Free People wants to be a serious wellness brand.
Starting this fall, the brand will ramp up its activewear line, FP Movement, launched in 2012, and also start carrying more wellness products in stores and online. In addition, it plans to bring a wellness focus to most of its 136 stores and ensure that any new stores have space for workout classes.
The brand’s three new retail locations launched in 2019 were all designed to include dedicated space for fitness classes and community events.

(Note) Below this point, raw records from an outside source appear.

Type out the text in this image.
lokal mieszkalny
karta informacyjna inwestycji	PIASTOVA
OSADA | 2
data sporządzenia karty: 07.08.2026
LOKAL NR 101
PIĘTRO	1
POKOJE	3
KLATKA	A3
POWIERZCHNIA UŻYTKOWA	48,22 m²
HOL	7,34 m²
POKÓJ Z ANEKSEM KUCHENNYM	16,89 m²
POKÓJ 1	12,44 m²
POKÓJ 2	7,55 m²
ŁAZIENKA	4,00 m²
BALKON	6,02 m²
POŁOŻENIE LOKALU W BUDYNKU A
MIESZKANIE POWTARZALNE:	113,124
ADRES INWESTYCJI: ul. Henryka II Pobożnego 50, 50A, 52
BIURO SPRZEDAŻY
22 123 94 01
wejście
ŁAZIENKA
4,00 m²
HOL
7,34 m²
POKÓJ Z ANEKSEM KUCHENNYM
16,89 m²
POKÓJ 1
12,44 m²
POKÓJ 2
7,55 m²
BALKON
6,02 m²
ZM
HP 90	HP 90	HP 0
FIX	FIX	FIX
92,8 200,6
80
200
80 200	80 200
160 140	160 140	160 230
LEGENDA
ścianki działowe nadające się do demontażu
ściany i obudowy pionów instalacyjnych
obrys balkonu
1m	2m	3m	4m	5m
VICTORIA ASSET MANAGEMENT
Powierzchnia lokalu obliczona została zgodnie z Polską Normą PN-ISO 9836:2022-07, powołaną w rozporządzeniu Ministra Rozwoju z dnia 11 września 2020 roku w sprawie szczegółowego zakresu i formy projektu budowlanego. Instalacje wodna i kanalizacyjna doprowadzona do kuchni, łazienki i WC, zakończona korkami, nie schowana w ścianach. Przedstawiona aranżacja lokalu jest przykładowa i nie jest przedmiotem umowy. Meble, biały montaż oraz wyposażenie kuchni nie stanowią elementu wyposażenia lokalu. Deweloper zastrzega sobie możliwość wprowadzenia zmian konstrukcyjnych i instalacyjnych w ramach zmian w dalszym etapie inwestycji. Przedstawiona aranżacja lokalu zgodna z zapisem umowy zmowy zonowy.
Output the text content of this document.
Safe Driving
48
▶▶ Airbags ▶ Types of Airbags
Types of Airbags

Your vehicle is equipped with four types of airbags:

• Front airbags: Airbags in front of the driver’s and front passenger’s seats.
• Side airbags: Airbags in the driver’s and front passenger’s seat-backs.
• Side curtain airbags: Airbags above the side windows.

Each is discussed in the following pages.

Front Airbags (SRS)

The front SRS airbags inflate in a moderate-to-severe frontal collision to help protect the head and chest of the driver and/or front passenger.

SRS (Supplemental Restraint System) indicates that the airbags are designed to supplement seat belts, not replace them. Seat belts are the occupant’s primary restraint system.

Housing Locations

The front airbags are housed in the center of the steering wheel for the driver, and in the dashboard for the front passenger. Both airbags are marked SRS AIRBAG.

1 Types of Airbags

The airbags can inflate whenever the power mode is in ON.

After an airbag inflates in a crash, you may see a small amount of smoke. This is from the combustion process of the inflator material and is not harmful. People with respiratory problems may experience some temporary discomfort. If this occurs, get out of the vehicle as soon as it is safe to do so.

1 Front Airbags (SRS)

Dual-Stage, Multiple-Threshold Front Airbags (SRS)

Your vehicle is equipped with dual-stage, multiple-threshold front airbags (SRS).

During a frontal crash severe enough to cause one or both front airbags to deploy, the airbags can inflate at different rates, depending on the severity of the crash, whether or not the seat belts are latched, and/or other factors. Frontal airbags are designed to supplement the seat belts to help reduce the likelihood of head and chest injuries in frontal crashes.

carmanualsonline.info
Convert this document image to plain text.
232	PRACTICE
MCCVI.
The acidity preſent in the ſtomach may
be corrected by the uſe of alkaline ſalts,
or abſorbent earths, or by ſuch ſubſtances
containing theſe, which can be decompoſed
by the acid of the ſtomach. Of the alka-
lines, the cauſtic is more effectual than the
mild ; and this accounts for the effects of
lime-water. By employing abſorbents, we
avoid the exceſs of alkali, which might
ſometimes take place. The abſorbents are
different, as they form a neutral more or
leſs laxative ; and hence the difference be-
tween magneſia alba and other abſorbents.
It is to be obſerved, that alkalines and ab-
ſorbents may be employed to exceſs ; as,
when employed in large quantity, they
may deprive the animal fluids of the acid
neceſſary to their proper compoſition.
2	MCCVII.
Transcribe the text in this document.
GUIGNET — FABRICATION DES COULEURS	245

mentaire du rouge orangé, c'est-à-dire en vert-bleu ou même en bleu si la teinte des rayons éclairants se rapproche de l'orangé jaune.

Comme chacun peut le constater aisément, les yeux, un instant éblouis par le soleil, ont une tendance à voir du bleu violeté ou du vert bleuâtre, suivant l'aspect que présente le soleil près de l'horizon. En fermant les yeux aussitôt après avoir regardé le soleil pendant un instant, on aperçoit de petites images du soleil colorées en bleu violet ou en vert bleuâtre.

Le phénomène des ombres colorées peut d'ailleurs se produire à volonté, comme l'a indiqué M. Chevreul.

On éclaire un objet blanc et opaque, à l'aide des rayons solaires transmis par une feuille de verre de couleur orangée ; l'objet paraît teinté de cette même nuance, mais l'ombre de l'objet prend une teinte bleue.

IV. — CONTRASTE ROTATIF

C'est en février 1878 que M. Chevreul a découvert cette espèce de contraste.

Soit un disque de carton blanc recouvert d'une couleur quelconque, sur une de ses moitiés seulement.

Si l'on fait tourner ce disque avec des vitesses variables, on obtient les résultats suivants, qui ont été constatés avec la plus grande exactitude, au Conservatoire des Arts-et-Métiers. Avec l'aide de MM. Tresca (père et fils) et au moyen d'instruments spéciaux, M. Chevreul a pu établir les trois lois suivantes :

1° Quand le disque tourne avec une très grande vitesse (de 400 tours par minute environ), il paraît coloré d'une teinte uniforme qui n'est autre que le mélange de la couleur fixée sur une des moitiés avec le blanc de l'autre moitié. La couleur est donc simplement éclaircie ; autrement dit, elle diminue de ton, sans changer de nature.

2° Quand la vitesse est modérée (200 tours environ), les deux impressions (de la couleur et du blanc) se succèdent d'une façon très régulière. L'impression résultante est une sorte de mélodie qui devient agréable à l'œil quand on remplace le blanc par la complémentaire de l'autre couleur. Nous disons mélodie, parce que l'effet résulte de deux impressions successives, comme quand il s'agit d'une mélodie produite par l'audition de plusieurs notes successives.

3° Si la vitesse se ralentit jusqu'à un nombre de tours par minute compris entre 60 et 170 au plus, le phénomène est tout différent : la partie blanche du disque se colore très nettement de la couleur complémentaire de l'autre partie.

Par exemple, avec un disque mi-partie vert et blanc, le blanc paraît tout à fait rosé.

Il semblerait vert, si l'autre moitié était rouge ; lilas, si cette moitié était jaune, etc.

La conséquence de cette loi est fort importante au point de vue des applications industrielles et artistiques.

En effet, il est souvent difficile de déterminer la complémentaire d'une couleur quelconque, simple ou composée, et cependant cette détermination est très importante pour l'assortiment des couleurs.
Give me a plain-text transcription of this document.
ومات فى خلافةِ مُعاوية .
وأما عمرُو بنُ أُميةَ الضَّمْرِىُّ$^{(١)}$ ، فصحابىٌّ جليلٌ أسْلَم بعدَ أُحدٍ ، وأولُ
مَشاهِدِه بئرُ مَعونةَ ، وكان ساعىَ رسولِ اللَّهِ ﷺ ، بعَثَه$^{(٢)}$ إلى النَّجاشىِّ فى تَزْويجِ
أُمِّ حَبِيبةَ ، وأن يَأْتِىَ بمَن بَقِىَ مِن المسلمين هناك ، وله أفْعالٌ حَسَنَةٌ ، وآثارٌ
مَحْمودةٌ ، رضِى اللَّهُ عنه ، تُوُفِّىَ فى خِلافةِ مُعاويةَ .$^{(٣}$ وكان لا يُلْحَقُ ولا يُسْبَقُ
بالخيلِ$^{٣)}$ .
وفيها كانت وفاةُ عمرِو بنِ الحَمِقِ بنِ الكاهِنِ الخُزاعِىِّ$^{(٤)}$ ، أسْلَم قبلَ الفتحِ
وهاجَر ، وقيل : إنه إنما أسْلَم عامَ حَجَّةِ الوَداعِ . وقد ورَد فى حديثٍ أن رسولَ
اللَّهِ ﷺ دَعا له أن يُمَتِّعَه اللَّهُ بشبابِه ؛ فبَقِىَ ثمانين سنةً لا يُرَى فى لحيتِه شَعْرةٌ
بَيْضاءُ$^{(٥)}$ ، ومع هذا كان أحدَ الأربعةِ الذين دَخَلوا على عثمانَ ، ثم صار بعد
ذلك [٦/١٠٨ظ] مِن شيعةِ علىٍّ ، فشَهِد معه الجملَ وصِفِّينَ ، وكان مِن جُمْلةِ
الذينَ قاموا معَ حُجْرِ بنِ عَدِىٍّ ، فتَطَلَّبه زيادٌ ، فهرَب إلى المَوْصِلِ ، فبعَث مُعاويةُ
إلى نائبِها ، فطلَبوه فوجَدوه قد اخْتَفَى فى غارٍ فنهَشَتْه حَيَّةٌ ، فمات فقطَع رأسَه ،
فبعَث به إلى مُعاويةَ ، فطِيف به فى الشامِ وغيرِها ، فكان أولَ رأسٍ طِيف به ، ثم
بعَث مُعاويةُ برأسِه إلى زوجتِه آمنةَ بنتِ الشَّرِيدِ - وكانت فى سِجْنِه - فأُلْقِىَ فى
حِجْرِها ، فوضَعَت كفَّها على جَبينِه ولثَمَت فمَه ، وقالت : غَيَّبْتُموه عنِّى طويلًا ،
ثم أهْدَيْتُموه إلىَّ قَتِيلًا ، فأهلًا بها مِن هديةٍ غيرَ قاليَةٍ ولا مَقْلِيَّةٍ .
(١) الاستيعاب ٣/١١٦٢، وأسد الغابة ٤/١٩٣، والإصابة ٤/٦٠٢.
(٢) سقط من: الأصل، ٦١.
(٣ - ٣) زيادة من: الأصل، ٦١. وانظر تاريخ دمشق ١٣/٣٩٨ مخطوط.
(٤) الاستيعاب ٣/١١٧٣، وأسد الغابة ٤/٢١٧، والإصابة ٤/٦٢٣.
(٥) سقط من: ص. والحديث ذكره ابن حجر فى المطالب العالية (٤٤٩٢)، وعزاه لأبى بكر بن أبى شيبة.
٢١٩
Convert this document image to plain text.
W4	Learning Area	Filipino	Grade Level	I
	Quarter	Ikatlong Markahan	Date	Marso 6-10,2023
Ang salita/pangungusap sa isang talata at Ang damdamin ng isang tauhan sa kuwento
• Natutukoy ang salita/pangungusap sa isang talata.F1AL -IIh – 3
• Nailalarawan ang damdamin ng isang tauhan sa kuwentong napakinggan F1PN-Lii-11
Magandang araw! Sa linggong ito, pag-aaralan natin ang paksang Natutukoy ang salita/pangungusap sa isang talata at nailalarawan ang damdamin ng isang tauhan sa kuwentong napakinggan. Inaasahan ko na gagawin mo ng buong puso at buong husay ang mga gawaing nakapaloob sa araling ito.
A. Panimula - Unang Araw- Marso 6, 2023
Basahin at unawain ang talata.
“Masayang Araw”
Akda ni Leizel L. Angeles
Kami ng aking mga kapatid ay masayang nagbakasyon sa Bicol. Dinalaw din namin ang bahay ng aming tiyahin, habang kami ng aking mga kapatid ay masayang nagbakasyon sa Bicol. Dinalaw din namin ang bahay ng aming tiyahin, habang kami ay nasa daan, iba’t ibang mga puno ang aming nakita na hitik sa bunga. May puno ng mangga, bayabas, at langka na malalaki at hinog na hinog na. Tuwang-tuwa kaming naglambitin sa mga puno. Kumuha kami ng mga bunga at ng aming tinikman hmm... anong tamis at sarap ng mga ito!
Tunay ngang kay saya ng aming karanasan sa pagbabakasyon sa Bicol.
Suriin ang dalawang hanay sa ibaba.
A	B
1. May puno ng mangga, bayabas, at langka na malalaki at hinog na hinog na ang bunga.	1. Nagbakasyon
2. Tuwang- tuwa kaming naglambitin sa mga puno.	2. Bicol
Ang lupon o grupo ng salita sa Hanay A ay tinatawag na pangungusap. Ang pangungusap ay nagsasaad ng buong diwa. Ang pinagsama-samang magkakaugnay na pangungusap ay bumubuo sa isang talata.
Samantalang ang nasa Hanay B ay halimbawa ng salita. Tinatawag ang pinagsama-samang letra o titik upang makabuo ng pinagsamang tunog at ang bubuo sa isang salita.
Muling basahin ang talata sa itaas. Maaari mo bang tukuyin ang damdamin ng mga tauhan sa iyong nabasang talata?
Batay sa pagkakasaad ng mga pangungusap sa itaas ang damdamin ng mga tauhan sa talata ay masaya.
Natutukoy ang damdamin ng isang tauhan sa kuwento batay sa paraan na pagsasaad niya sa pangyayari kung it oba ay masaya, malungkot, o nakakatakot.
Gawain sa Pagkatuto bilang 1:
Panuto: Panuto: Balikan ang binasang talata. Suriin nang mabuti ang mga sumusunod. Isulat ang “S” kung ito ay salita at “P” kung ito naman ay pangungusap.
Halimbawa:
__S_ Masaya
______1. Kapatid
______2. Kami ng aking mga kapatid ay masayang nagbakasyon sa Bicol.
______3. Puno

“A lot of our spaces have been designed so that you can clear away the product and open up the space to allow some of these events to happen, but every store is so different,” said Ana Hartl, senior managing director of creative at Free People. The brand has also installed in select stores curtains that can be drawn to make the workout space feel more private and to allow regular customers to shop sans distractions. For stores smaller in size, like its Santa Monica location, Free People is focusing more on events that can take place outside of the store — like surf outings at the beach, but with the store as the meeting point.
Free People isn’t hiring a whole new team to help implement this wellness-centered strategy, said Hartl. Instead, it’s relying internally on its existing employees, who Hartl said are already passionate about fitness and wellness, to help push the agenda forward. Events are promoted to customers in stores, as well as on the brand’s website and through emails.
Adding workout space into a store isn’t new in the brand retail playbook; doing so is becoming table stakes for activewear brands.
Athleta built one of its New York City locations in Flatiron around a workout space in 2015. It now hosts more than 30 classes a week in the store’s lower-level studio, including barre, yoga and HIIT. And this month, the brand re-opened the Flatiron studio with a fresh design, to include a full workout studio that can host multiple classes a day and a co-working space.
“Our new space is meant to allow women to come together, learn and grow,” said Sheila Shekar Pollak, chief marketing officer at Athleta. “This studio is also where we host our monthly Wellness Collective series, led by women in the community, aimed at making holistic wellness more accessible and actionable than ever before.”
For Athleta, community is a big part of its push around building studios and hosting workout classes, but it’s also a source of revenue. Customers can buy class packages, as with any boutique fitness studio, to workout at Athleta. Ten classes cost $200, or customers can buy five for $95. Through September, customers can buy a monthly unlimited membership for $99 and receive $25 to spend in stores, which they walk through to get to the downstairs studio.
Likewise, in July Lululemon opened a meditation studio in its 20,000-square-foot Chicago location, also to build a community, but hopefully boost sales at the same time. It has offered community yoga classes since the brand was founded in 1998, and soon after started hosting running groups.
Free People said driving sales isn’t a main focus with its fitness programming — although on the brand’s online schedule of events, where customers can RSVP for classes, several descriptions mention shopping the newest FP Movement styles after class. Hartl said the goal is to build a relationship with the customer by inviting her to the store to workout, and meet different instructors and store employees. Maybe she’ll come back and buy something down the line, but the brand doesn’t expect her to transact right away. Classes, at this point, are free to take.
“We are really more focused on engaging our customer. The hope is, as we engage with her, she comes back to us — but our first thought is to engage and get to know her more,” said Hartl.
Free People declined to share any financial specifics around its FP Movement activewear line or its investment in the new retail spaces. In the second quarter of 2019, net sales for Free People increased 6% from the previous year.